Table of Contents
Today we’re looking at some of the best dynamic programming books of this year.
What is dynamic programming?
Dynamic programming is an algorithmic technique that solves complex problems by breaking them into sub-problems. Each of these smaller problems is then individually solved.
The solutions of the subproblems is then finally used to solve the original complex problem.
Dynamic programming saves us time by optimizing recursive programming.

What are some dynamic programming prerequisites?
According to Section.io, there are three components you should have under wraps before pursuing dynamic programming:
1️⃣ programming
2️⃣ time complexity
3️⃣ recursion
What’s the difference between greedy and dynamic programming?
Greedy algorithms tend to make a “greedy choice,” or the choice that looks best in the moment, to solve a subproblem. And it doesn’t bother to solve related subproblems.
On the other hand, dynamic programming first finds optimal solutions to subproblems, then makes an informed choice. As a result, dynamic programming is generally more efficient.
This post contains affiliate links. We may receive compensation if you buy something. Read our disclosure for more details.
TLDR: Best Dynamic Programming Books
🔥 Best Overall 🔥
Dynamic Programming and Optimal Control
💥 Best for Newbies 💥
Algorithms Illuminated (Part 3): Greedy Algorithms and Dynamic Programming
💸 Best Value 💸
Dynamic Programming for Coding Interviews
Best Dynamic Programming Books for Beginners
Now let’s take a look at the best dynamic programming books for beginners.
Books 1-8 are for dynamic programming newbies.
Books 9 and 10 are for advanced dynamic programmers.
You’ll discover their:
- features
- core concepts
- layout
- comparisons
And more.
1. Dynamic Programming and Optimal Control
↘️ Ideal for: dynamic programming newbies
↘️ Topics covered: fundamentals, dynamic programming problems, optimal control
Dynamic Programming and Optimal Control is written by Dimitri Bertsekas, a computer scientist, mathematician and electrical engineer. He’s a McAfee Professor at MIT and Fulton Professor at Arizona State Univeristy.
- Learn dynamic programming fundamentals
- Discover infinite horizon
- Explore perfect and imperfect state
➡️ In our opinion, Dynamic Programming and Optimal Control is one of the best dynamic programming books overall.
Packed with examples, exercises and solutions, this book was developed after MIT courses.
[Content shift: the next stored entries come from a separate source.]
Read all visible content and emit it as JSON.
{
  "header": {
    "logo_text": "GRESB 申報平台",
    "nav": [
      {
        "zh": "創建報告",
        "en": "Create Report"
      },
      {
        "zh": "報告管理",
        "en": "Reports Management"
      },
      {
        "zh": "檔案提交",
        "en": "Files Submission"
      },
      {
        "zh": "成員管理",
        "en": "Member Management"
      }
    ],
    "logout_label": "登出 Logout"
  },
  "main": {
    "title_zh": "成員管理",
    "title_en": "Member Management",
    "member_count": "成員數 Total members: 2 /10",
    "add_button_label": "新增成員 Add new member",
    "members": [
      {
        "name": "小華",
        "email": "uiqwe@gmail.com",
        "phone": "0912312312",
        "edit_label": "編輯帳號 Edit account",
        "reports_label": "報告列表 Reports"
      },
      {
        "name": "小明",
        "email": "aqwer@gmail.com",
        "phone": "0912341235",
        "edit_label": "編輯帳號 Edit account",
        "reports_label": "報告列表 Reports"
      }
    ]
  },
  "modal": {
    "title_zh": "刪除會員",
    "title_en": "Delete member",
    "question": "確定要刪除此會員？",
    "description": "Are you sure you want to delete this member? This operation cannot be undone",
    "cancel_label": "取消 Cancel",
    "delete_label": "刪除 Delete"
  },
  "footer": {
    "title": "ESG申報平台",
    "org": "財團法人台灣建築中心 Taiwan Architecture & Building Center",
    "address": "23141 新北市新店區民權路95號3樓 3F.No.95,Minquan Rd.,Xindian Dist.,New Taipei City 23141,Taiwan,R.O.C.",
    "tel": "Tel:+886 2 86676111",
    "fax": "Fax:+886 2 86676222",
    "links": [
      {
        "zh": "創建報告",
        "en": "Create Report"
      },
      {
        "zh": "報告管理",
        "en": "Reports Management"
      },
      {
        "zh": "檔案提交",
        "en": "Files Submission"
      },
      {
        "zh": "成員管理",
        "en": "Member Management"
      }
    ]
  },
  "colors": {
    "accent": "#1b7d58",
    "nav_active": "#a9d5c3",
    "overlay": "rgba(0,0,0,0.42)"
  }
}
In fact, you can find slides and videos to accompany the book posted on MIT’s Open Courseware site.
You’ll explore a variety of dynamic programming concepts such as:
✅ deterministic systems and the shortest path
✅ approximate dynamic programming
✅ deterministic continuous time-optimal control
And much, much more.
You’ll also dig deep into problems concerning infinite horizon alongside perfect and imperfect state information.
What readers are saying about Dynamic Programming and Optimal Control:
… If you are interested in reinforcement learning / dynamic programming / control this is an excellent introduction to the topic.
– Devendra Kumar
2. Algorithms Illuminated (Part 3): Greedy Algorithms and Dynamic Programming
↘️ Ideal for: Dynamic Programming newbies
↘️ Topics covered: greedy algorithms, dynamic programming
Algorithms Illuminated is similar to Dynamic Programming and Optimal Control, but is more beginner-friendly.
Sticking to the basics, Algorithms Illuminated takes a language-agnostic approach to teaching algorithms. In book 3, you’ll learn about greedy algorithms and dynamic programming.
- Learn about greedy algorithms
- Explore knapsack and shortest paths
- Discover optimal search trees
➡️ We think Algorithms Illuminated (Part 3) is one of the best dynamic programming books for beginners.
The first half of the book covers greedy algorithms. Then we get into the meat of dynamic programming while learning about:
✅ knapsack
✅ shortest paths
✅ sequence alignment
✅ optimal search trees
And more.

In addition to problems and quizzes, you’ll find accompanying videos by author (and computer science professor at Columbia University) Tim Roughgarden on YouTube.
3. Dynamic Programming for Coding Interviews
↘️ Ideal for: developers preparing for coding interviews
↘️ Topics covered: dynamic programming coding problems
Dynamic Programming for Coding Interviews is completely different than Dynamic Programming and Optimal Control and Algorithms Illuminated Part 3.
That’s because with Dynamic Programming for Coding Interviews, you’ll be preparing for your FAANG interview (or similar).
- Learn how to solve dynamic programming problems
- Find refreshers on recursion and optimal structure
- Work on challenging coding problems
➡️ Dynamic Programming for Coding Interviews is possibly one of the best dynamic programming books for developers on a budget.
You’ll start with a gentle refresher on dynamic programming concepts like:
✅ recursion
✅ optimal substructure
✅ overlapping subproblems
✅ memoization

Next you’ll learn strategies for attacking dynamic programming questions.
Finally, you’ll dive deep into challenging dynamic programming problems.
4. Grokking Algorithms
↘️ Ideal for: dynamic programming newbies
↘️ Topics covered: dynamic programming, greedy algorithms, recursion
Grokking Algorithms is part of the Grokking series published by Manning.
It’s different than any other book on our list because you’ll conquer various types of algorithms in addition to dynamic programming.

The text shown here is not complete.